All of this senseless destruction because of one common cause: humans! I hated them. Where did they come from? What is their purpose? So vile, so alien! Whoever did not share my concern for the planet was loathed like a roach. They came in all shapes and sizes. Some were in the shape of the big greedy developers who destroyed precious habitats and ecosystems for mere monetary gain. Some were perverts in the East searching for the ultimate aphrodisiac found in the horn of the rhino. Some were elephant poachers looking for a quick cash from the ivory market. Some were tribesmen cattle-herders encroaching on lion country. In my own little corner of the shrinking world, it was a congregation of Christians who cut down my sanctuary in the woods to build theirs. It was the new Burger King that destroyed two acres of blackberry bushes on the adjacent property leaving me without sustenance during my summertime excursions. From my perspective, whoever or whatever threatened the animals and their environment was an enemy in my universe. There were obviously too many Homo sapiens ignoramuses trampling around this little blue gem called Earth.

Succumbing to the influence of the naturalistic worldview, I denounced my religious affiliation. So when I was fifteen years old, I broke the news to my mother that I was no longer a Catholic. Not understanding the reason for my apostasy, she pleaded with me to simply have faith. I had no idea what that meant (quite literally, I did not even know the most basic definition of the word even in a non-religious sense). She told that I could not be an atheist, of which I assured her that I was not. I believed that God existed; I simply did not believe the Bible and that Jesus was his Son. Ancient religions with all their trappings no longer appealed to me with my newly enlightened mind, albeit devoid of a working definition of the word ‘faith.’

But the real challenge to my faith (or lack of) came from my art teacher that very same year. She asked the class to name our favorite artist and favorite piece of art. As others were celebrating Van Gogh and his Starry Night or Michelangelo’s Sistine Chapel, I was cooking up an answer to top them all.
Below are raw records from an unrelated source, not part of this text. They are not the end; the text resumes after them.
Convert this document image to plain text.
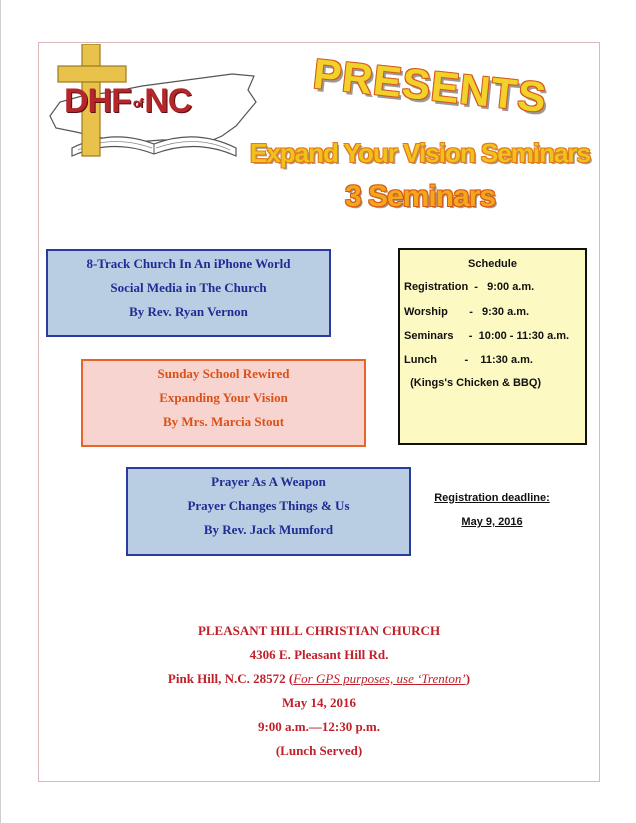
DHF ofNC	PRESENTS
Expand Your Vision Seminars
3 Seminars
8-Track Church In An iPhone World
Social Media in The Church
By Rev. Ryan Vernon
Sunday School Rewired
Expanding Your Vision
By Mrs. Marcia Stout
Prayer As A Weapon
Prayer Changes Things & Us
By Rev. Jack Mumford
Schedule
Registration  -   9:00 a.m.
Worship       -   9:30 a.m.
Seminars     -  10:00 - 11:30 a.m.
Lunch         -    11:30 a.m.
(Kings's Chicken & BBQ)
Registration deadline:
May 9, 2016
PLEASANT HILL CHRISTIAN CHURCH
4306 E. Pleasant Hill Rd.
Pink Hill, N.C. 28572 (For GPS purposes, use ‘Trenton’)
May 14, 2016
9:00 a.m.—12:30 p.m.
(Lunch Served)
With all sincerity, variegated with a wee bit of self-righteousness and manufactured piety, I publicly declared that “God was the greatest artist and the Earth was his greatest masterpiece.” There, I said it. My first confession of faith: There was One Great God and Artist and I was his prophet.

From the first day of class, our working definition of art was “making something from nothing.” According to that definition, I simply had the best answer. I expected my teacher would be overwhelmed by my profundity and insight–perhaps something akin to A Christmas Story, when young Ralphie’s teacher, Miss Shields, gave him the only A+ in the class for his essay on his much-coveted Red Ryder carbine-action, two hundred shot Range Model air rifle. Like Ralphie, I, too, was awoken to the sad reality that my teacher did not hold my delicate convictions. With all dismissivness, she simply retorted, “Well, that’s if you believe in God.” She moved on to the next student. I had no defense, but I knew I was somehow right. Safe to say that she didn’t get a fruitcake for Christmas from me that year.